Investimento

Vortal vai investir cinco milhões de euros em inovação nos próximos três anos

Vortal Centro de Inovação
Centro foi inaugurado pelo ministro da Economia, Manuel Caldeira Cabral.

A tecnológica portuguesa inaugurou hoje um novo centro de pesquisa e desenvolvimento em Lisboa, onde vai ter 50 profissionais.

A Vortal, empresa especialista em plataformas de contratação, inaugurou esta quarta-feira um novo centro de desenvolvimento e inovação, situado em Lisboa. Este centro representa um investimento inicial de 600 mil euros, mas nos próximos três anos a tecnológica prevê investir um total de cinco milhões de euros entre o novo centro de Lisboa e o que já tem no Parque de Ciência e Tecnologia da Universidade do Porto (UPTEC).

“Pretendemos reforçar porque queremos atingir a liderança internacional do nosso sector, o sector das plataformas de contratação, de compra e venda entre empresas (B2B), e para isso precisamos de estar constantemente a inovar e a exceder as expectativas dos nossos clientes”, disse o diretor executivo da empresa, Rui Dias Ferreira, em entrevista ao Dinheiro Vivo.

Para o centro de Lisboa, a empresa já contratou cerca de 25 profissionais para as áreas de desenvolvimento de software, inteligência artificial, ciência de dados e marketing digital. A empresa está a recrutar outros 25 profissionais com os perfis de trabalho já referidos. “Acreditamos que isso será o suficiente para manter uma capacidade de inovação nestes próximos dois a três anos”, salientou o CEO.

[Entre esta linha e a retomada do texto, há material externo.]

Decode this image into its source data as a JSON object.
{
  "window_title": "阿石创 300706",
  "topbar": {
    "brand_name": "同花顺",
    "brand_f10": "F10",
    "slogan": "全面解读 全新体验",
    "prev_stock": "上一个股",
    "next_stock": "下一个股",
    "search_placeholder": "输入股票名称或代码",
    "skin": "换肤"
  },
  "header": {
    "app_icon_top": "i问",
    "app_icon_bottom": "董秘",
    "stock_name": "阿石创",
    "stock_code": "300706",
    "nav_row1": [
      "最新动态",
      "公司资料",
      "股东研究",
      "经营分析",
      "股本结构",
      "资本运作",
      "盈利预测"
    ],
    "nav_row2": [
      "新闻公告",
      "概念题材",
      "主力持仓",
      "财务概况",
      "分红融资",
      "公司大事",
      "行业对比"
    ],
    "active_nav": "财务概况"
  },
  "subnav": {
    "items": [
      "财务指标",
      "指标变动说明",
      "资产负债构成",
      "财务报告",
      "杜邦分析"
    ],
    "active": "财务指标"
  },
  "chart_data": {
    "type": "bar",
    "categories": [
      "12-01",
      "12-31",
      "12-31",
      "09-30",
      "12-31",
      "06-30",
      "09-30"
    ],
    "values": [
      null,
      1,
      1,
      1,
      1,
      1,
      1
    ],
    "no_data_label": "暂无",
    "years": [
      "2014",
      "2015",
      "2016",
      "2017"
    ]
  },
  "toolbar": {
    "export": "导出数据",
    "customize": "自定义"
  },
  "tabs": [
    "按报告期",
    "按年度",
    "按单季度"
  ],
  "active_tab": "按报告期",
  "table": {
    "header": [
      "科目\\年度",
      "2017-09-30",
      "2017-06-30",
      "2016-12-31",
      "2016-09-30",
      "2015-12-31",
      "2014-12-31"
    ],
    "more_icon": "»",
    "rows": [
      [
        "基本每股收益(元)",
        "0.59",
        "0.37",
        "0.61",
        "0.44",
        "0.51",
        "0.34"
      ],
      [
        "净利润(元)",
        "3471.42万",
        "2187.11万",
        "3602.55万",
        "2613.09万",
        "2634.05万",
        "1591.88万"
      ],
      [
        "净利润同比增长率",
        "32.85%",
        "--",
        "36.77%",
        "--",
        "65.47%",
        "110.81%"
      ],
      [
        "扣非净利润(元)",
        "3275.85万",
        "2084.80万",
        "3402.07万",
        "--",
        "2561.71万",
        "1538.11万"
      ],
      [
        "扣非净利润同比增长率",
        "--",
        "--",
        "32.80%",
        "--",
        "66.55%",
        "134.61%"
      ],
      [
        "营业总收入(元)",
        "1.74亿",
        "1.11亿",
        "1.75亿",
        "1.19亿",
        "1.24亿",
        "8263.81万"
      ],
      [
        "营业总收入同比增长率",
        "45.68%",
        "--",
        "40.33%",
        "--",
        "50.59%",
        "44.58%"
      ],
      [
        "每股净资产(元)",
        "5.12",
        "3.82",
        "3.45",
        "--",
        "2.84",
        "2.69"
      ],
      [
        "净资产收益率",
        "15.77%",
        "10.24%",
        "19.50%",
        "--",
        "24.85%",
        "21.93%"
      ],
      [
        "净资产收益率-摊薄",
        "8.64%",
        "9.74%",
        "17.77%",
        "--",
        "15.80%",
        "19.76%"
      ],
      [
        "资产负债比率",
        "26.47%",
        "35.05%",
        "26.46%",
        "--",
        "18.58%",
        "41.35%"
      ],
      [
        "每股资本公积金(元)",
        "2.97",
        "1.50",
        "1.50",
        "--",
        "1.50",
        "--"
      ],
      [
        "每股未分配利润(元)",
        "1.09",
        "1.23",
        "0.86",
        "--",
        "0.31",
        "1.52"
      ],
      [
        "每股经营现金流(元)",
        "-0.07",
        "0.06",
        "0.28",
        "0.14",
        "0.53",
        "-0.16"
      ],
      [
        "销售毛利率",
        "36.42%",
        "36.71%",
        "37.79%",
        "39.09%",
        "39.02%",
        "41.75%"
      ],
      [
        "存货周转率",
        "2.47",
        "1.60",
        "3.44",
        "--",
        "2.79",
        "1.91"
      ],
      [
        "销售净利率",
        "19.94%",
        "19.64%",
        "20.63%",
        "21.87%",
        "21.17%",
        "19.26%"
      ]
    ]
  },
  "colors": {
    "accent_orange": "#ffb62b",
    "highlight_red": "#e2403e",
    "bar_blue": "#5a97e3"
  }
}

Deste centro de inovação vão sair novas soluções que vão ser integradas nas plataformas principais da Vortal. Por exemplo, a tecnológica está a trabalhar numa ferramenta chamada Experto, um mecanismo de inteligência artificial para lidar de forma mais célere com os pedidos dos clientes.

“Está a ajudar-nos a processar as oito mil interações escritas que nós temos todos os meses. A este ritmo, com o nosso ritmo de crescimento internacional, era cada vez mais difícil dar resposta aos nossos clientes em tempo útil e em qualidade. Desenvolvemos este modelo de aprendizagem automática, a que chamamos Experto, que em algumas categorias já está a acertar em 50% das respostas”, explicou.

A ferramenta faz uma triagem automática dos pedidos de informação que chegam e sugere uma resposta. Essa resposta é revista por um operador humano e só depois é enviada para o cliente. Sempre que errar numa resposta, o sistema vai aprender com esse erro e melhorar as suas triagens e respostas futuras.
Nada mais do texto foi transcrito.